The inhabitants of the Kurdish and Sunni regions, sites of the war against Daesh, are still in a state of shock. In total, 1.8 million people had to flee their homes, and one third still live in the camps. The city of Mosul, which was liberated in 2017, has not yet recovered from the destruction. Hundreds of thousands of Syrian refugees have also fled into Iraq. Furthermore, fear remains present, since the defeat of Daesh does not mean that all of the jihadists disappeared, and their sleeper cells could reactivate at any moment. This may explain why these populations have remained to the side of the protests, even if they share the same revulsion against the regime based on religious division, corruption, and interference by foreign powers.
Five months after the start of the demonstrations, the movement continues, with the occupation of central squares, street protests, and blockades of universities and roads. The demonstrators now reject the new Prime Minister Mohammed Allawi, who had already been Prime Minister twice before. Despite the maneuvers by political parties and a repression which has killed more than 600 and wounded 25,000, the young people engaged in struggle are continuing to defy the government. They know that every demonstration and every blockade can end in bloodshed. Their leaders are tracked, hunted and threatened with death by security forces and by militias armed to the teeth.
After years marked by military interventions, foreign wars and civil wars, as well as periods of economic embargo, population displacements, bombings and massacres, Iraq is a devastated country.
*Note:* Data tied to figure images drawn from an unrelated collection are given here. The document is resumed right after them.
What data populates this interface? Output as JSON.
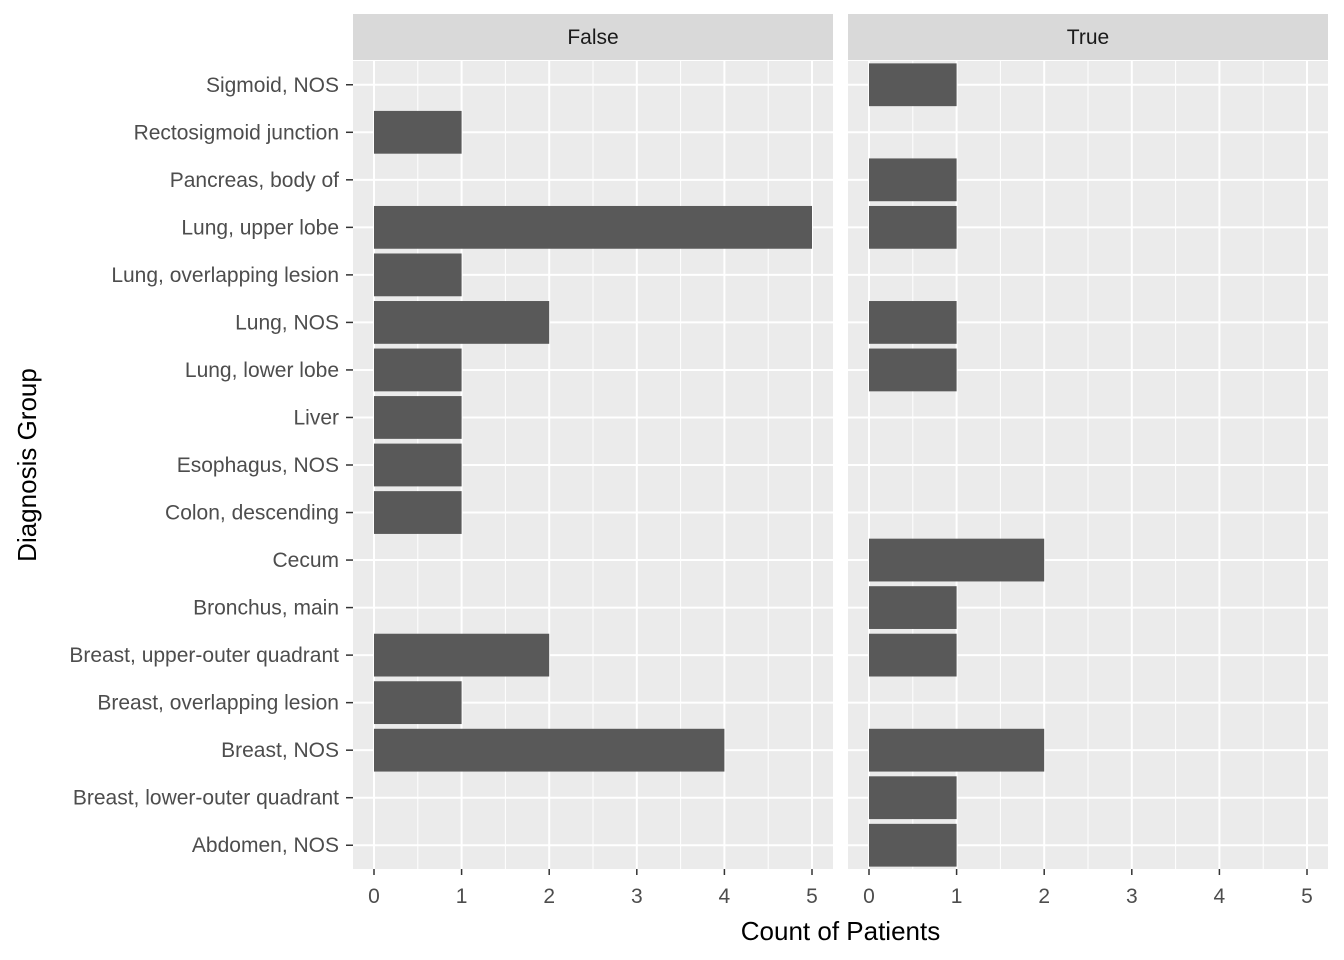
{
  "chart_data": {
    "type": "bar",
    "orientation": "horizontal",
    "facet_by": "",
    "xlabel": "Count of Patients",
    "ylabel": "Diagnosis Group",
    "xlim": [
      0,
      5
    ],
    "x_ticks": [
      0,
      1,
      2,
      3,
      4,
      5
    ],
    "grid": true,
    "categories": [
      "Abdomen, NOS",
      "Breast, lower-outer quadrant",
      "Breast, NOS",
      "Breast, overlapping lesion",
      "Breast, upper-outer quadrant",
      "Bronchus, main",
      "Cecum",
      "Colon, descending",
      "Esophagus, NOS",
      "Liver",
      "Lung, lower lobe",
      "Lung, NOS",
      "Lung, overlapping lesion",
      "Lung, upper lobe",
      "Pancreas, body of",
      "Rectosigmoid junction",
      "Sigmoid, NOS"
    ],
    "panels": [
      {
        "label": "False",
        "values": [
          0,
          0,
          4,
          1,
          2,
          0,
          0,
          1,
          1,
          1,
          1,
          2,
          1,
          5,
          0,
          1,
          0
        ]
      },
      {
        "label": "True",
        "values": [
          1,
          1,
          2,
          0,
          1,
          1,
          2,
          0,
          0,
          0,
          1,
          1,
          0,
          1,
          1,
          0,
          1
        ]
      }
    ],
    "colors": {
      "bar": "#595959",
      "panel_background": "#ebebeb",
      "grid": "#ffffff",
      "strip_background": "#d9d9d9"
    }
  }
}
The economy, which was relatively developed until the 1980s, has experienced an enormous setback. The country’s resources are being bled by political-mafia clans linked to neighboring powers or to imperialism. Iraqi young people are struggling against this situation with courage and with energy born out of desperation. On the basis of past experience, they no longer have confidence in the existing political forces, each of which has its share of responsibility for this catastrophe, and they rightly see a way out only through their own revolt.
In order to put an end to imperialism’s domination over the Middle East, which takes shape in the multiplication of crises and wars, the regimes which divide up the region must be overthrown, along with the possessing classes who support them. Only a proletarian revolution on the scale of the region would make this possible. It is on this path that the Iraqi young people must learn how to lead their movement. There is no other real way out of the intolerable situation in which they live, just like the rest of the population and that of many neighboring countries, from Iran to Syria and Yemen, from Egypt to Lebanon, and from Libya to Sudan, where the situation has become just as unbearable.